Ein Begriffspaar, das über das Jahr 2020 hinaus unser gesellschaftliches Verständnis von Nähe und Ferne prägen wird. Aus diesem Grund sind auf dem Katzenbaum im Kunsthaus-Foyer derzeit Arbeiten zusammengestellt, die sich diesem Thema widmen. Die neue Wendung, die sprachlich einen Widerspruch in sich trägt – sozial als das Gemeinsame, Distanzierung als aktive Trennung – öffnet dementsprechend multiple Bilder von Nähe und Distanz, von aktiver Segregation, von Rückzug, aber auch von sozialen Klüften. "Social Distancing" macht den Bedarf an Platz ebenso spürbar wie die daraus resultierende Einsamkeit mit all ihren gesellschaftlichen und körperlichen Grenzen. Fragen rund um Sicherheit und Freiheit sind nicht erst seit ein paar Wochen virulent.
Auch in der digitalisierten Gesellschaft haben reale Erfahrungen im sozialen Miteinander bis vor Kurzem noch immer zur oberste Maxime gehört. Eventuell sind wir nun im Begriff, das zu ändern. Abstand und Arbeit im geschützten Privatraum könnten zu einer neuen gesellschaftlichen Raumordnung führen.

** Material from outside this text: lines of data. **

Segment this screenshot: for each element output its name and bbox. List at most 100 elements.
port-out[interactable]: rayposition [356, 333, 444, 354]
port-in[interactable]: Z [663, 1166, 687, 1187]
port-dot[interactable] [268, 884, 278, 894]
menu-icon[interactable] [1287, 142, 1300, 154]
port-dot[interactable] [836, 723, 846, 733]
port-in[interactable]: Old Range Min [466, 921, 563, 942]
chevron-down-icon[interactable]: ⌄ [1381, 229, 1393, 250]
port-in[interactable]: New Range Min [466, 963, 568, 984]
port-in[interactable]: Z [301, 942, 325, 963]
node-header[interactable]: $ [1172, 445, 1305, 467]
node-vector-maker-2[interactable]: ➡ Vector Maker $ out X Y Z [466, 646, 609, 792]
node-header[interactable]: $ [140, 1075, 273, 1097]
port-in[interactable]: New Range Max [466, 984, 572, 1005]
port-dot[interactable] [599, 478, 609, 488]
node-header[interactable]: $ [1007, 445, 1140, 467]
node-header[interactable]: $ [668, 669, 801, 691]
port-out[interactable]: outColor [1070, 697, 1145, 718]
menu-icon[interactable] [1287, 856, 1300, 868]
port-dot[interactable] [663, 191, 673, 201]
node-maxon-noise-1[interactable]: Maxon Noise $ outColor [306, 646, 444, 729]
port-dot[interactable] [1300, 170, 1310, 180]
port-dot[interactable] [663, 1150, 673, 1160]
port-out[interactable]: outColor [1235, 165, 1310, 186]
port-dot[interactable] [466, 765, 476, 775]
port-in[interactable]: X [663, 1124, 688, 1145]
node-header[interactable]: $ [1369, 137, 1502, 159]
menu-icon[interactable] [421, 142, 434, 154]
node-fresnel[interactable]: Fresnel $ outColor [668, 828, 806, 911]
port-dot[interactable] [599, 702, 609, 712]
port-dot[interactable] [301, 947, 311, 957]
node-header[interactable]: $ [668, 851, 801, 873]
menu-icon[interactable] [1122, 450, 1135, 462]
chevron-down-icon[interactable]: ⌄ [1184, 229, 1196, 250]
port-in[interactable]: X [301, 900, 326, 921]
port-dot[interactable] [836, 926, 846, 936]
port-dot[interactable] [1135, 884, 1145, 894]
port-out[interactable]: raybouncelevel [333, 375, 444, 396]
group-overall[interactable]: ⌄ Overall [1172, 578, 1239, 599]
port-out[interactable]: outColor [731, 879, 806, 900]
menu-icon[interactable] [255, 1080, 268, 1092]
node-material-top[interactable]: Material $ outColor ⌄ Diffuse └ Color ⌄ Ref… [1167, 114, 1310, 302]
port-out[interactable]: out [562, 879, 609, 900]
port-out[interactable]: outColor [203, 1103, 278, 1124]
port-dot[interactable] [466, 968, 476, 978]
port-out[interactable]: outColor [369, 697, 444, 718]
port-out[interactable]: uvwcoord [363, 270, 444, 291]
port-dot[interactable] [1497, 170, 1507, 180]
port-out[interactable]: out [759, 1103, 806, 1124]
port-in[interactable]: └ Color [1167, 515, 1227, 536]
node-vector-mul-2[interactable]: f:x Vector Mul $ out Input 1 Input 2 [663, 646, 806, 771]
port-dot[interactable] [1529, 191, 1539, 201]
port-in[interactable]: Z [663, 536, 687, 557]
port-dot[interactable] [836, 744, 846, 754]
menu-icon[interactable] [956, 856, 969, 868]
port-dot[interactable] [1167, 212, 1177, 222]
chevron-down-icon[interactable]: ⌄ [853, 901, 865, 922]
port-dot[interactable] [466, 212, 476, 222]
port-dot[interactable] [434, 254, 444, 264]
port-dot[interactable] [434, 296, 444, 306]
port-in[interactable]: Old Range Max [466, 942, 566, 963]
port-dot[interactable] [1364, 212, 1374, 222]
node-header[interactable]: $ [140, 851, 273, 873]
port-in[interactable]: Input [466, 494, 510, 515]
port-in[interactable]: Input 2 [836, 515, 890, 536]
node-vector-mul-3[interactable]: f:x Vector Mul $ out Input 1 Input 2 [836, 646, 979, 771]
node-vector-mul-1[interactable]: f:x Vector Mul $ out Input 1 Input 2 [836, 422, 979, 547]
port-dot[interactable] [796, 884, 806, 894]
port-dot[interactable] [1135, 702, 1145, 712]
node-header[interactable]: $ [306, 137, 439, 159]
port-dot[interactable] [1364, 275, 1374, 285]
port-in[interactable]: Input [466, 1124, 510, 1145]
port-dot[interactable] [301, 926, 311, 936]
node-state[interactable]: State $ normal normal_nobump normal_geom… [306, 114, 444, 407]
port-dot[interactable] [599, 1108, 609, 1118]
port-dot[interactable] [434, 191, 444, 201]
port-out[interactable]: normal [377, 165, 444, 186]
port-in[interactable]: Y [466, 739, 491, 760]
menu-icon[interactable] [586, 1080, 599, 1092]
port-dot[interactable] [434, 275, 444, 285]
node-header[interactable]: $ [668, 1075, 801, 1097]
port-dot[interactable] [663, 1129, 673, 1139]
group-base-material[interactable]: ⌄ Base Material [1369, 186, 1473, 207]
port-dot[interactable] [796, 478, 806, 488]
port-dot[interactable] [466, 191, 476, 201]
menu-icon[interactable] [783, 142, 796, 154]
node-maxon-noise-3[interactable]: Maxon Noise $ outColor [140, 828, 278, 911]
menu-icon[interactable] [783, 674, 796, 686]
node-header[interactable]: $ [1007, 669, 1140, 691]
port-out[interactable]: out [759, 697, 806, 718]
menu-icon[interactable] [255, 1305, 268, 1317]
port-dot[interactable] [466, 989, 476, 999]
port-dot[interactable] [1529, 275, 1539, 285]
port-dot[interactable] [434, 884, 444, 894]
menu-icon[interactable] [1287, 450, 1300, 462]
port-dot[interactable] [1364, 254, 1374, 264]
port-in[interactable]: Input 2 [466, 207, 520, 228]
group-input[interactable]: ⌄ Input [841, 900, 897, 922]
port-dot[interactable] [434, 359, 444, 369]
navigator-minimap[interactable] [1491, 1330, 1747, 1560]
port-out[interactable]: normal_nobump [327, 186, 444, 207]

Für die digitale Gesellschaft sah Peter Weibel schon in den späten 1960er-Jahren die Ferne als wesentliches Element eines funktionierenden Miteinanders. Davon spricht etwa die 2018 geschaffene Arbeit 365 Routines von Nina Kurtela und Hana Erdman, wenn ein tänzerischer Bewegungsdialog und eine tägliche Improvisation über die Grenzen des physischen und zeitlichen Raumes hinweg zu einem Manifest gegen die Einsamkeit und für die digitale Nähe werden. Dass digitalisiertes Arbeiten auch ein "gläsernes Arbeiten" unter ständiger Kontrolle sein wird, zeigen uns die kritischen Arbeiten und Kommentare des Zeichners Aldo Giannotti, der in den letzten Monaten in seinem Virus Diary die staatlichen Empfehlungen und deren Folgen genau beobachtet hat.